A trailer is a wheeled vehicle that can’t move on its own but is attached to a moving vehicle such as a car or truck. Some parents tow their young children in bicycle trailers. The word trailer can also mean a film preview or advertisement that theaters show before a movie starts.

A movie trailer can include a cast run and a studio production logo, which are usually displayed at the beginning of the trailer. It may also contain a brief synopsis or premise, as well as the movie’s rating. Then, a series of short clips from the film are shown.

These clip scenes, called shots, are often filmed at different locations and times of day so that the finished trailer will have a variety of visual styles and moods. Shots that feature a wide variety of camera angles and lighting are especially important. In some cases, the shots are also sped up or slowed down so that viewers can see more of the action in less time.

The editing process is where a trailer really blossoms. Most trailers follow a three-act structure similar to a full-length film. The first act lays out the main characters and premise. The second act drives the story forward and the third acts usually concludes with a dramatic or emotional climax. The ending of the trailer is often accompanied by a powerful piece of “signature music,” which can be either a popular song or an orchestral score.

When constructing a trailer, try to avoid giving away too much information about the movie. Ideally, you want to create a teaser that makes people want to watch the movie. One way to do this is by using beautiful scenic shots to set the tone and a snippet of the story without revealing too much.
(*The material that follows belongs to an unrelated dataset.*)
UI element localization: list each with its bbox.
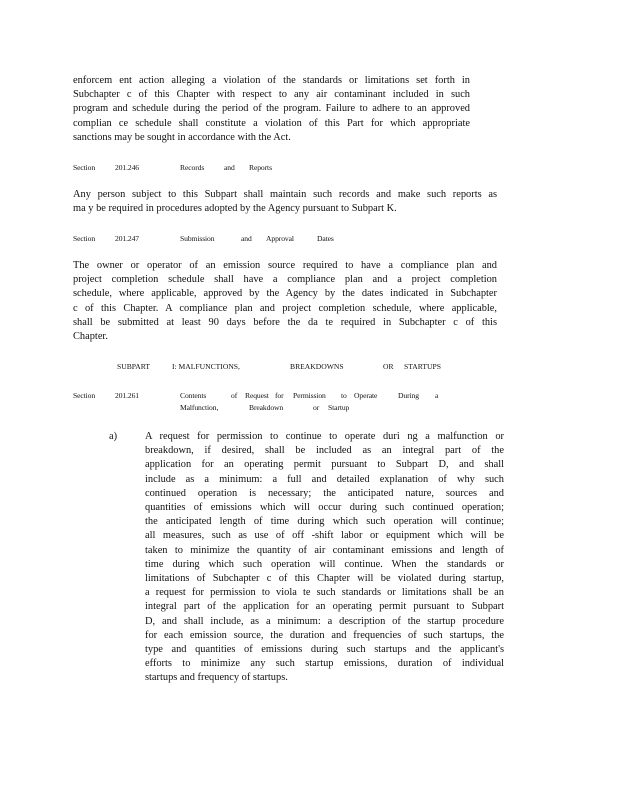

Another method is to use sound effects and edit techniques to heighten the tension or drama in a scene, or to add humor. For example, adding fast cuts and a fast-paced score will heighten suspense in a thriller. On the other hand, a lighthearted pop song can be used to make a comedy more likable.

To keep a trailer from becoming boring, it’s good to include some slow or static shots in the video as well. These can help to establish the location and time period of the story and give the viewer a break from all of the action.

If the trailer is for a documentary, it’s helpful to interview your subjects and film them in their natural surroundings. This will give the viewer a sense of what it’s like to actually be there. Similarly, if the movie is about an event that happened in history, it’s helpful to get participants to walk through key events in their actual location.

In addition, trailers can be made more visually interesting by adding a variety of cutting techniques such as quick cuts, fading in and out of scenes, modulation, and the use of music to set the mood. Creating a trailer is an excellent opportunity for students to practice these editing skills and learn how they can be used to enhance a film project.